Pokémon Go, Nintendo’s augmented reality game, is helping to keep its millions of users in shape according to new data.
The game, which was released on July 6th, allows players to wander the streets and capture, battle, and train virtual Pokémon who appear throughout the real world. It makes use of GPS and the camera of compatible devices. An optional companion Bluetooth wearable device, the Pokémon Go Plus, is planned for future release and will alert users when Pokémon are nearby.
Jawbone has now released figures showing that owners of its UP fitness tracker who mentioned the Go game in its leader boards, saw a huge spike in steps since the game was released. In terms of actual figures, the steps logged totaled 8,375 more than normal and happened last weekend, only a few days after the launch of the augmented reality game. This represents a whopping 62% increase!
Withings did a similar analysis – looking at activity data from users of 70,000 Withings fitness trackers. The French company compared the average number of steps during the week of July 6th to July 12th this year, to the average in the same period last year. The conclusions are similar:
15-24 years old
Average number of steps: 7202 — That’s 104 steps more than last year’s average, 7098
25-34 years old
Average number of steps: 7084 — That’s 75 steps more than last year’s average, 7009
35-50 years old
Average number of steps: — That’s 114 steps less than last year’s average, 6889
The data is clear. While those over 35 walked less, the younger generations increased their step count.
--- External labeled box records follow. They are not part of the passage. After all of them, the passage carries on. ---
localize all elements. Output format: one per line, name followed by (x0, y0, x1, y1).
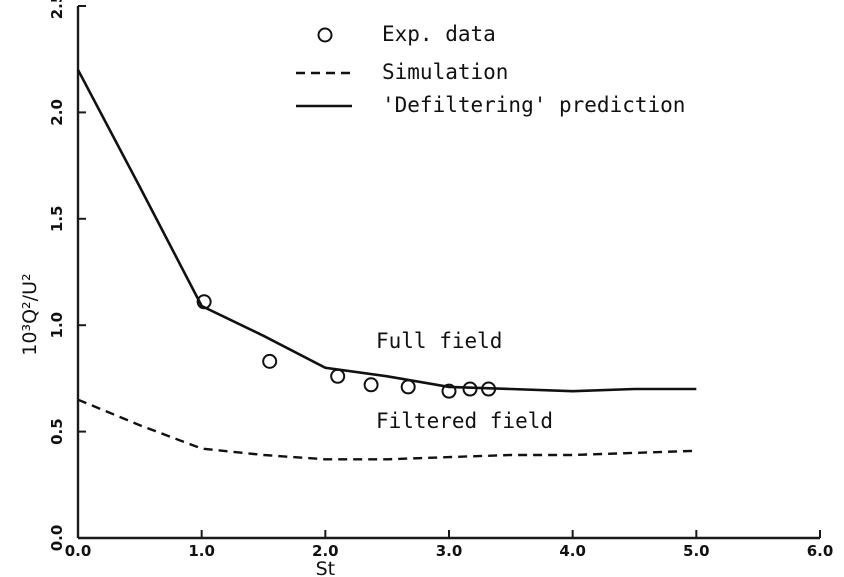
x-axis-title: St (316, 558, 336, 577)
annotation-filtered-field: Filtered field (376, 409, 553, 433)
exp-data-point (330, 368, 346, 384)
y-tick-label: 2.5 (48, 0, 66, 19)
exp-data-point (400, 379, 416, 395)
y-tick-label: 0.5 (48, 418, 66, 445)
annotation-full-field: Full field (376, 329, 502, 353)
x-tick-label: 5.0 (683, 542, 710, 560)
legend: Exp. data Simulation 'Defiltering' predi… (296, 22, 685, 117)
x-tick-label: 4.0 (559, 542, 586, 560)
y-tick-label: 0.0 (48, 525, 66, 552)
legend-exp-data-label: Exp. data (382, 22, 496, 46)
axes: 0.0 1.0 2.0 3.0 4.0 5.0 6.0 0.0 0.5 1.0 1.5 2.0 2.5 S… (19, 0, 833, 577)
x-tick-label: 6.0 (807, 542, 834, 560)
x-tick-label: 2.0 (312, 542, 339, 560)
simulation-line (77, 398, 697, 461)
y-axis-title: 10³Q²/U² (19, 273, 41, 355)
legend-defiltering-label: 'Defiltering' prediction (382, 93, 685, 117)
series-layer (76, 69, 697, 461)
y-tick-label: 1.5 (48, 206, 66, 233)
x-tick-label: 3.0 (436, 542, 463, 560)
y-tick-label: 1.0 (48, 312, 66, 339)
y-tick-label: 2.0 (48, 99, 66, 126)
x-tick-label: 1.0 (188, 542, 215, 560)
x-tick-label: 0.0 (65, 542, 92, 560)
legend-simulation-label: Simulation (382, 60, 508, 84)
exp-data-point (262, 353, 278, 369)
legend-exp-data-marker (317, 27, 333, 43)
defiltering-prediction-line (76, 69, 697, 393)
exp-data-point (363, 377, 379, 393)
We are of course, in support of any game that encourages more activity. Could this mean we might see major wearables manufacturers coming out with features to cater to Pokémon Go players?
“Not at this time,” said a Jawbone spokesperson.
“But we’re certainly always exploring new ideas. We do have an open API so any developer could work with it to create an app integration from their end.”
The unexpected health effects may give some wearables manufacturers innovative ideas going forward. We certainly hope so. It might make logging in those 10,000 steps just a bit more enjoyable.